Difference Between Two Dates
As we have Start date and End date we can subtract them and see the total time of each trip.
rides['duration_in_minutes'] = rides['End date'] - rides['Start date'] rides.head()
By now, you can see our newly created column. It’s in timedatelta format which is special data type when using difference between dates. Let’s try to add a new column with the total trip time in seconds.
rides['duration_in_seconds'] = rides['duration_in_minutes'].dt.total_seconds() rides.head(5)
By now, you can answer some simple questions about trips such as the the mean and min trip time
Extract Date Components
Now, we will work on extract some features out of any date. We will be working with Licence Date column and we will try to extract some useful features such as year, month, number_of_week, weekday_name and more! Let’s start by the year.
rides['licence_date_year'] = rides['Licence Date'].dt.year rides.head()
Let’s now check Month value
rides['licence_date_month'] = rides['Licence Date'].dt.month rides.head()
Let’s now check Day value
rides['licence_date_day'] = rides['Licence Date'].dt.day rides.head()
Let’s now check Week Day value
rides['licence_date_weekday'] = rides['Licence Date'].dt.day_name() rides.head()

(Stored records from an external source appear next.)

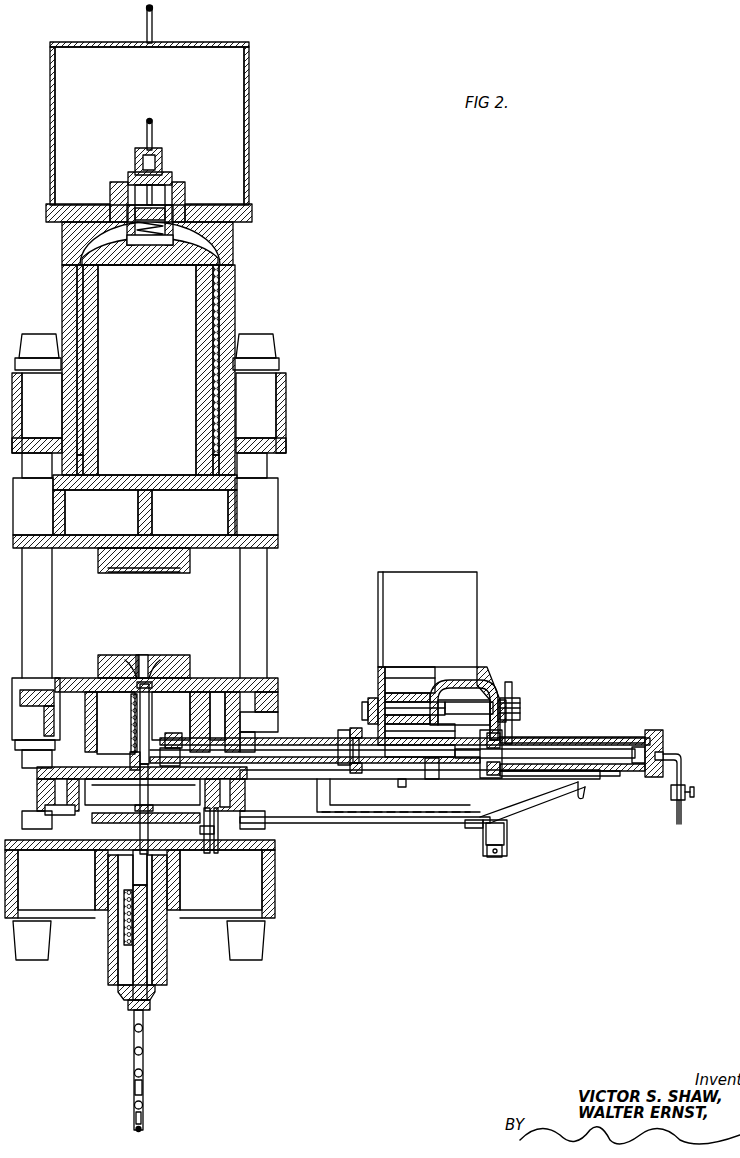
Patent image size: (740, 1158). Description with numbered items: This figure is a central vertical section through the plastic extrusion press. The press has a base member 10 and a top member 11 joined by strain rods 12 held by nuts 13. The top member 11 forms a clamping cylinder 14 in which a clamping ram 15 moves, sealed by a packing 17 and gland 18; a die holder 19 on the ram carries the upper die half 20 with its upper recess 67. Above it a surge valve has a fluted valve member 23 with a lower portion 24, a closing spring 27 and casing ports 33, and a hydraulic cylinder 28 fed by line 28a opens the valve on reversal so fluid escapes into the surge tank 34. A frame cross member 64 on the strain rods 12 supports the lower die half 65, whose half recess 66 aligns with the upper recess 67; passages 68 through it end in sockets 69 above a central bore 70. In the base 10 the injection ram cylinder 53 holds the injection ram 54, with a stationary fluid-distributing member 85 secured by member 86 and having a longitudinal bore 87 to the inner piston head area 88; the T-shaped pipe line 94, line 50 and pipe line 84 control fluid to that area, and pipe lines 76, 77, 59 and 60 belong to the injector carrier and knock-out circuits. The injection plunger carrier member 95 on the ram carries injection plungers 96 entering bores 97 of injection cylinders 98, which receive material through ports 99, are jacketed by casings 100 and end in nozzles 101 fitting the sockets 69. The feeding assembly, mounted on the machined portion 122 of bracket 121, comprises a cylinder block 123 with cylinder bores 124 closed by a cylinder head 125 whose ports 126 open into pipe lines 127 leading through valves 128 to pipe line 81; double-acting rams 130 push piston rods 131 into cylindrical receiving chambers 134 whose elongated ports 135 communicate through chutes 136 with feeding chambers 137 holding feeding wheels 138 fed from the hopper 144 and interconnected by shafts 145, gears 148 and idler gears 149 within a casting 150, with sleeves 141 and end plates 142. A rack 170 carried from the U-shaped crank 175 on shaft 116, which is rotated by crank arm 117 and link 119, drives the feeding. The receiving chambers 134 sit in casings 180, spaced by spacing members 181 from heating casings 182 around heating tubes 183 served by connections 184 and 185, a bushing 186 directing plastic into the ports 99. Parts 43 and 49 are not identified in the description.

The control rod 43 is at (152, 25).
The surge tank 34 is at (249, 97).
The line 28a is at (153, 130).
The hydraulic cylinder 28 is at (162, 154).
The fluted valve member 23 is at (172, 178).
The lower portion of valve member 24 is at (112, 194).
The clamping cylinder 14 is at (62, 268).
The spring 27 is at (150, 242).
The ports 33 is at (177, 236).
The clamping ram 15 is at (98, 330).
The packing 17 is at (83, 440).
The gland 18 is at (84, 458).
The nuts 13 is at (40, 343).
The top member 11 is at (279, 405).
The strain rods 12 is at (38, 474).
The die holder 19 is at (130, 477).
The upper half of the die 20 is at (98, 568).
The upper recess 67 is at (128, 573).
The lower die half 65 is at (188, 657).
The half recess 66 is at (144, 657).
The sockets 69 is at (130, 658).
The passages 68 is at (154, 660).
The frame cross member 64 is at (50, 678).
The central bore 70 is at (98, 672).
The casings 100 is at (131, 700).
The bores 97 is at (135, 713).
The injection cylinders 98 is at (131, 746).
The ports 99 is at (150, 722).
The nozzle 101 is at (172, 713).
The connection 184 is at (178, 738).
The bushing 186 is at (238, 730).
The heating casings 182 is at (275, 740).
The heating tubes 183 is at (296, 740).
The connection 185 is at (340, 735).
The spacing members 181 is at (356, 730).
The injection plungers 96 is at (140, 793).
The injection plunger carrier member 95 is at (170, 812).
The inner piston head area 88 is at (143, 870).
The link 119 is at (206, 855).
The crank arm 117 is at (217, 850).
The base member 10 is at (66, 912).
The injection ram cylinder 53 is at (110, 924).
The injection ram 54 is at (124, 900).
The stationary fluid-distributing member 85 is at (152, 950).
The member 86 is at (118, 988).
The longitudinal bore 87 is at (128, 1004).
The T-shaped pipe line 94 is at (134, 1016).
The pipe line 84 is at (134, 1029).
The line 50 is at (134, 1051).
The ball 49 is at (134, 1074).
The pipe lines 77 is at (143, 1088).
The pipe line 76 is at (134, 1105).
The pipe line 60 is at (135, 1118).
The pipe line 59 is at (135, 1129).
The hopper 144 is at (380, 606).
The feeding chambers 137 is at (398, 693).
The idler gears 149 is at (410, 676).
The feeding wheels 138 is at (420, 702).
The sleeves 141 is at (373, 698).
The end plates 142 is at (366, 705).
The shafts 145 is at (464, 710).
The casting 150 is at (485, 690).
The gears 148 is at (500, 700).
The rack 170 is at (512, 698).
The chutes 136 is at (430, 735).
The piston rods 131 is at (540, 750).
The cylinder block 123 is at (500, 772).
The cylinder bores 124 is at (525, 770).
The double-acting rams 130 is at (636, 748).
The cylinder head 125 is at (660, 733).
The ports 126 is at (662, 753).
The pipe lines 127 is at (682, 766).
The valves 128 is at (684, 788).
The pipe line 81 is at (681, 820).
The casings 180 is at (378, 779).
The cylindrical receiving chambers 134 is at (402, 786).
The elongated ports 135 is at (430, 780).
The shaft 116 is at (310, 818).
The bracket 121 is at (548, 792).
The machined portion 122 is at (573, 796).
The U-shaped crank 175 is at (483, 838).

One of the most important approaches in EDA is the aggregation process. Similar to groupby we will use resample which is very powerful to aggregate time-series data according to every month, day or quarter. Let’s see!
Now, we will get the average duration for every month.
For full resmaple documentation please check resamble documentation
rides.resample('M', on = 'Start date')['duration_in_seconds'].mean()
We can go deeper to the level of days. (Note: We will plot the result directly as it will be more visually appealing)
rides.resample('D', on = 'Start date')['duration_in_seconds'].mean().plot()
You may have noticed that the 20th of Oct has an extraordinary value. It may be an outlier.
By now, you have got the different aspects in handling DateTime objects from the data type handling to the basic feature engineering and data manipulation of dates.